SEATTLE — Electric scooters could finally hit Seattle streets, more than a year after Mayor Jenny Durkan said she was open to allowing the devices that became commonplace in Portland and Austin.

The Seattle City Council’s transportation committee voted Wednesday to approve legislation allowing free-floating rentable scooters. The council will vote on the idea in early September.

Under a plan from the Seattle Department of Transportation, private companies would be allowed to offer scooters as soon as September. Nine companies have already applied, according to SDOT.

Scooter riding would be barred on sidewalks and allowed in bike lanes and on roads. SDOT would allow up to 1,500 scooters in the city to start and up to 6,000 eventually. The devices could be a mix of standing and seated electric scooters with top speeds of 15 mph.

Scooters have been around in other cities for several years. Spokane and Bothell allow scooters, and they became available in White Center last week under a King County program.

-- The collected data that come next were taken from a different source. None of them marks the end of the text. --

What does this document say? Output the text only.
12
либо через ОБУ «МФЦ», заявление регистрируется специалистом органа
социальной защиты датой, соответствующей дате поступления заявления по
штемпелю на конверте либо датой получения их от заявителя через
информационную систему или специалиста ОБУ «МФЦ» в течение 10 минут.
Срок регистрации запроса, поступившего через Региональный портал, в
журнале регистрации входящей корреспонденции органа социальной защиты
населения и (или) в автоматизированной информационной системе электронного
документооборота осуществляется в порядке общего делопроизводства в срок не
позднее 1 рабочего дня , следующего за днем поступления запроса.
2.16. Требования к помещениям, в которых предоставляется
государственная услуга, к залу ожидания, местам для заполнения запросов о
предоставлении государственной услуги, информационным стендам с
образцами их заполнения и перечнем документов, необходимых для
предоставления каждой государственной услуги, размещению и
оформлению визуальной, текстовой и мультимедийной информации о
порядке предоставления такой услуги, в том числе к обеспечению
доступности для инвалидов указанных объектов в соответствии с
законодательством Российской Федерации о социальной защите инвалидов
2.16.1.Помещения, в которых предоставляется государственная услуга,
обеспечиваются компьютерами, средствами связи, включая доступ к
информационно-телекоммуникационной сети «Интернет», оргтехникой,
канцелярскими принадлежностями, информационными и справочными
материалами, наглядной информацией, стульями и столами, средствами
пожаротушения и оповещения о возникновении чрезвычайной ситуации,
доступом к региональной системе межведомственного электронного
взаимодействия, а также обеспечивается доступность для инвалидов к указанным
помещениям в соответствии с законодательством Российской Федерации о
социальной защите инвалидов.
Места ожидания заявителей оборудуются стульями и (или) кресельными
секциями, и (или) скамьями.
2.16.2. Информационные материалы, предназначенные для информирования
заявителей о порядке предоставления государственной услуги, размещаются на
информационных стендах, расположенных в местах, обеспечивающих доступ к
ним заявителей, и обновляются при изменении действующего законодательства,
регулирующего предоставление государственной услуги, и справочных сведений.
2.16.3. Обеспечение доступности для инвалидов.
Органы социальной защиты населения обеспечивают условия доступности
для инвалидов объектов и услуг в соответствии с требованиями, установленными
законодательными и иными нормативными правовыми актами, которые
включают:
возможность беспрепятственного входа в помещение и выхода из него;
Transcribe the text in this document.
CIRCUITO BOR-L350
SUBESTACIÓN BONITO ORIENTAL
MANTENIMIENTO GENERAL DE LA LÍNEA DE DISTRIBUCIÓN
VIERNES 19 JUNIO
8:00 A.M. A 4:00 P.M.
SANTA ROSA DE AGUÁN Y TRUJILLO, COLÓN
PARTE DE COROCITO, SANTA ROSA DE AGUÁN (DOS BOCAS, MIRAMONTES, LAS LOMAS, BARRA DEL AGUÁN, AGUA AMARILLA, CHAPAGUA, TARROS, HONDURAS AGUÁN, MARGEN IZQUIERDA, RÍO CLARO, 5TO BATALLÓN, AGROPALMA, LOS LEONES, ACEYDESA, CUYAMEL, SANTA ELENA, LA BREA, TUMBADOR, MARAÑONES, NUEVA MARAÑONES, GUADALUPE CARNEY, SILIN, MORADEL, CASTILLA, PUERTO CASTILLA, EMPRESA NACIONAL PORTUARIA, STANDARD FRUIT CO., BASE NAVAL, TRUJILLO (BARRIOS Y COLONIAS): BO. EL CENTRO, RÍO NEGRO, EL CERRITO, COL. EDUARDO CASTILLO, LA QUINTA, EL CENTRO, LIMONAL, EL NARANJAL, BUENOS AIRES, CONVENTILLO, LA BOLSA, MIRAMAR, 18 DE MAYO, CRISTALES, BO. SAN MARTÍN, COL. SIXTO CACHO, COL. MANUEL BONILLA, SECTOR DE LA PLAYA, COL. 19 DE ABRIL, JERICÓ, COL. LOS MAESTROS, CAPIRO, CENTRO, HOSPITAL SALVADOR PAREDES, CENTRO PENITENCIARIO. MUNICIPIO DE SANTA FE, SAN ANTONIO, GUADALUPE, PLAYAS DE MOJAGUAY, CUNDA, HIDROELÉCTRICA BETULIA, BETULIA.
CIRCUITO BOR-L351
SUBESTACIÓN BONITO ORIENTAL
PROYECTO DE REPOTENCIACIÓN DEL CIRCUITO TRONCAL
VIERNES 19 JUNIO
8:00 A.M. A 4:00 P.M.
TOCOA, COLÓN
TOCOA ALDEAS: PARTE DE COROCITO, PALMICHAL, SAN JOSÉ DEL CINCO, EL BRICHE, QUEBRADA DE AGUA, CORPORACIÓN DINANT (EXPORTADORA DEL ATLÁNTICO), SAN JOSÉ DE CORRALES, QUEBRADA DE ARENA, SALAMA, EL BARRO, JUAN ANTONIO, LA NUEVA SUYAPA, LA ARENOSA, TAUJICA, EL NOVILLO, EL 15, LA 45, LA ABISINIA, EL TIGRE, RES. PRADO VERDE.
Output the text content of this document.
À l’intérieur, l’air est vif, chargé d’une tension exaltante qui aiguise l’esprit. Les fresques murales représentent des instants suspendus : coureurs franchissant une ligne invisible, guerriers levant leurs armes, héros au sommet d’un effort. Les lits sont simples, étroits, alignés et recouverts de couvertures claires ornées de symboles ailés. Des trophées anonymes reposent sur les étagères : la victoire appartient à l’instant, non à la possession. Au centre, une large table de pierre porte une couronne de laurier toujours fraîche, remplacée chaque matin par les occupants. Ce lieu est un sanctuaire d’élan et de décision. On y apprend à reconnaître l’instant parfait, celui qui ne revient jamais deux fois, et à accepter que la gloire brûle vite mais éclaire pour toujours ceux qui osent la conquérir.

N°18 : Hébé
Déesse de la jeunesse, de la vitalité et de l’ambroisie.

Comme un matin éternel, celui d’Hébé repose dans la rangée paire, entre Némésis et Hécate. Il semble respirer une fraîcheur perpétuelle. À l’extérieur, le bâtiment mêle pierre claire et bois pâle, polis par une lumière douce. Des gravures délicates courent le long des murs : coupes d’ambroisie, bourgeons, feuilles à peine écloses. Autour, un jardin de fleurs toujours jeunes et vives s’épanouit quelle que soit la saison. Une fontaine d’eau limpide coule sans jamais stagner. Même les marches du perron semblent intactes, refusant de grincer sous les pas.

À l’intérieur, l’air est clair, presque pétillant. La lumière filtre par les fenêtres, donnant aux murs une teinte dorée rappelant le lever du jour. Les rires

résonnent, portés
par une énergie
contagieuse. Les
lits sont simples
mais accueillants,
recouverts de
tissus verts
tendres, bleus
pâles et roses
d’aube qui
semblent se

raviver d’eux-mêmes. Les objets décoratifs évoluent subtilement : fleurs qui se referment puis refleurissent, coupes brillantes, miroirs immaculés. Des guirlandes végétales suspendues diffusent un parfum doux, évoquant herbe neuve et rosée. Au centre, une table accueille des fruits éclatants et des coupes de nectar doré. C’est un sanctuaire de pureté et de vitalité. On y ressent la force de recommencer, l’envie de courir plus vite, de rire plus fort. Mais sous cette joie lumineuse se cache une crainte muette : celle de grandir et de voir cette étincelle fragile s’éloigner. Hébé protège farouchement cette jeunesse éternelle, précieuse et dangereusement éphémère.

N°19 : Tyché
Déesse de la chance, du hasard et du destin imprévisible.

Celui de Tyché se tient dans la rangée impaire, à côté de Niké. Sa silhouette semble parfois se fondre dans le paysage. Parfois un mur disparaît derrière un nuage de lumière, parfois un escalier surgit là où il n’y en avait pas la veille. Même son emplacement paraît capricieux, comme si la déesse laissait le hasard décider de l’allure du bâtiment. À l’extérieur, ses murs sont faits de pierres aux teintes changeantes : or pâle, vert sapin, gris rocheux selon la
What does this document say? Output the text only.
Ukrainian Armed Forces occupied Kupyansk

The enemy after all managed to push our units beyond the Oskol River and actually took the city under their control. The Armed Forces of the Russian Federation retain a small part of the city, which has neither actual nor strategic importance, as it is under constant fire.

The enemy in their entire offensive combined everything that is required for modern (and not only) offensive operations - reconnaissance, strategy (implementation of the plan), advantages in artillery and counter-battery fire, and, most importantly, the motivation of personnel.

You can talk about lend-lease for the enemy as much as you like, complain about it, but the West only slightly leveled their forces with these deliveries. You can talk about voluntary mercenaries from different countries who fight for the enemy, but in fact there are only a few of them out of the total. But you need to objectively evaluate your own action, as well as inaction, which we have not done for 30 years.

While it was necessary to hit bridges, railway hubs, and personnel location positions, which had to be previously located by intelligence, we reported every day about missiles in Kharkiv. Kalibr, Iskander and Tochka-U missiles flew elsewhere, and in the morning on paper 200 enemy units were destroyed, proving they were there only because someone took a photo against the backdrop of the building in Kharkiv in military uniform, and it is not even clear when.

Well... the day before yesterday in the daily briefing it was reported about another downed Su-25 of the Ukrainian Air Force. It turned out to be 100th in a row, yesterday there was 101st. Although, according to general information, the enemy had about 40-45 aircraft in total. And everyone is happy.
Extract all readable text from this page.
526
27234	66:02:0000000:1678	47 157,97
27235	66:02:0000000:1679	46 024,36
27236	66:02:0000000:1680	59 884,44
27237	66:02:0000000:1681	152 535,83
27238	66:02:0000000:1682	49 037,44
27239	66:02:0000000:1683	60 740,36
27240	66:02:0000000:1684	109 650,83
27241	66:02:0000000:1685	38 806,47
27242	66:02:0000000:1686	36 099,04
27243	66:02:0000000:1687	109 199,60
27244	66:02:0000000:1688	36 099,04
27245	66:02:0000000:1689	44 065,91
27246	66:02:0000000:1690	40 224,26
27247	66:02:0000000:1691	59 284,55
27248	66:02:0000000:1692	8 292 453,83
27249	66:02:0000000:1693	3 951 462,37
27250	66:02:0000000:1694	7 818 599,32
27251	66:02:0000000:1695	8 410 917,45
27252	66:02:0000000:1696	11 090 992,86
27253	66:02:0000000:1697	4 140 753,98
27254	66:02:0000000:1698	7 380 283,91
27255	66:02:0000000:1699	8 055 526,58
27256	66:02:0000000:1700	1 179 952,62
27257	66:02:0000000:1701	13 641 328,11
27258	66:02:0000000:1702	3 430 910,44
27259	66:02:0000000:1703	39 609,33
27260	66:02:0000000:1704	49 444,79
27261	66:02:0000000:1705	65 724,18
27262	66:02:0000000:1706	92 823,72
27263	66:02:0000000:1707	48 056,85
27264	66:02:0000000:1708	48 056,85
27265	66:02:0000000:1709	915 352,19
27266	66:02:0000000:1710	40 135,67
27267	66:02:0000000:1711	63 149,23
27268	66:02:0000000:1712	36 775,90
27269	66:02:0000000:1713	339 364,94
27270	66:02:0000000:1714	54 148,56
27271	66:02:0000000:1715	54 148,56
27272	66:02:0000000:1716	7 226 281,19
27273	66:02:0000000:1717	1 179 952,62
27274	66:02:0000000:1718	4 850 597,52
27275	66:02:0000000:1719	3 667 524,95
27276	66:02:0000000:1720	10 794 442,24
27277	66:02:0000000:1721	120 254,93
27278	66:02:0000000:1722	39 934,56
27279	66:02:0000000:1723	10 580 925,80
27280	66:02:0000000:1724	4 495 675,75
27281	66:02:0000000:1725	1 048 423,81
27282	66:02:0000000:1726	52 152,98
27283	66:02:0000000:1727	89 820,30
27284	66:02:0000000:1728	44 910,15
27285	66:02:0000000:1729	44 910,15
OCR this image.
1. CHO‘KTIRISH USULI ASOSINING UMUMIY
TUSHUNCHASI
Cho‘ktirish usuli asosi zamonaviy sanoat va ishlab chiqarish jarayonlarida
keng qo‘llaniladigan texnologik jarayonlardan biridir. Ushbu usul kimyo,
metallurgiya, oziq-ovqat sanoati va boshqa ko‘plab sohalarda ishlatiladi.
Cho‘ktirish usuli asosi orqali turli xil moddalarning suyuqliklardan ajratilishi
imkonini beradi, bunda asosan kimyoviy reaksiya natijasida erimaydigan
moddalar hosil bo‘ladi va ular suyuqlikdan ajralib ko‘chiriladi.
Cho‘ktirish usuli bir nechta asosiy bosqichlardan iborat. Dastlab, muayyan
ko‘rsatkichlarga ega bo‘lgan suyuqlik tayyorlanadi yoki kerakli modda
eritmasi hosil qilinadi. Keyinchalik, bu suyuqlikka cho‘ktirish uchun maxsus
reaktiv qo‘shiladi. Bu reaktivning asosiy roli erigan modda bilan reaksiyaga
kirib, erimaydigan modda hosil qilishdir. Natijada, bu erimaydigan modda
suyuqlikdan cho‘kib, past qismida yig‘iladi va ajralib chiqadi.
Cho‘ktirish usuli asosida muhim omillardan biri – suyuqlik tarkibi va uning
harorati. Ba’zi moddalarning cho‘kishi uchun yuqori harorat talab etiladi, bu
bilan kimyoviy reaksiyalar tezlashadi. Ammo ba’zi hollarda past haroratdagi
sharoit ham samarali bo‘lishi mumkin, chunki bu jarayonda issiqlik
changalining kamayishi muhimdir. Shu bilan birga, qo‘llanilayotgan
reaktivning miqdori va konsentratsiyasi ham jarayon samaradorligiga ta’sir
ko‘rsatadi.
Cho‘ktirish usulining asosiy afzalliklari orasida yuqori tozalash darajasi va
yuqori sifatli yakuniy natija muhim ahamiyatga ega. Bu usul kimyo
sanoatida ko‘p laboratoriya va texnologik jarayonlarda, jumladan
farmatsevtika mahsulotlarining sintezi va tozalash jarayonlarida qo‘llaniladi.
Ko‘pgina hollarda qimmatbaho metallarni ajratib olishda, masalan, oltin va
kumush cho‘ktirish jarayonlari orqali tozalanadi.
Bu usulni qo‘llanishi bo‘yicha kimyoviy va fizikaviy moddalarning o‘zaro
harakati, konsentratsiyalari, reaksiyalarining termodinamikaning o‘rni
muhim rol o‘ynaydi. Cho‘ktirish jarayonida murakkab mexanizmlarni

Durkan was initially resistant to scooters. Seattle later faced an ultimately unsuccessful challenge to its environmental review of a possible scooter program, and the coronavirus sidelined many nonpandemic issues at City Hall this spring.

Councilmember Alex Pedersen, who chairs the transportation committee, voted against forwarding the legislation to the full council. In an email, Pedersen said the proposal lacked specifics about safety and how SDOT would measure the success of a scooter program. Pedersen said he was “not willing to vote yes for something that lacks so many details.”

Councilmember Dan Strauss, who sponsored the legislation, said he still has “many concerns” about scooters, but “we are at a point where the academic conversation has gone on long enough that if we don’t try this … we are just going to continue circling around the same questions that can only be answered if we try it out in the real world.”

Under the council’s proposed change to city law, scooters would not be allowed to be ridden on sidewalks “unless there is no alternative for a motorized foot scooter to travel over a sidewalk that is part of a bicycle or pedestrian path.” City law requires scooter riders to wear helmets.

Similar to free-floating rental bikes, Seattle would charge private scooter companies permitting fees, including up to $150 per scooter per year. Three companies would be allowed, and both standing and seated scooters might be available. Seated scooters provide options for people with disabilities, said Connor Inslee, associate executive director of Outdoors for All, which offers adaptive bikes and other recreation for people with disabilities.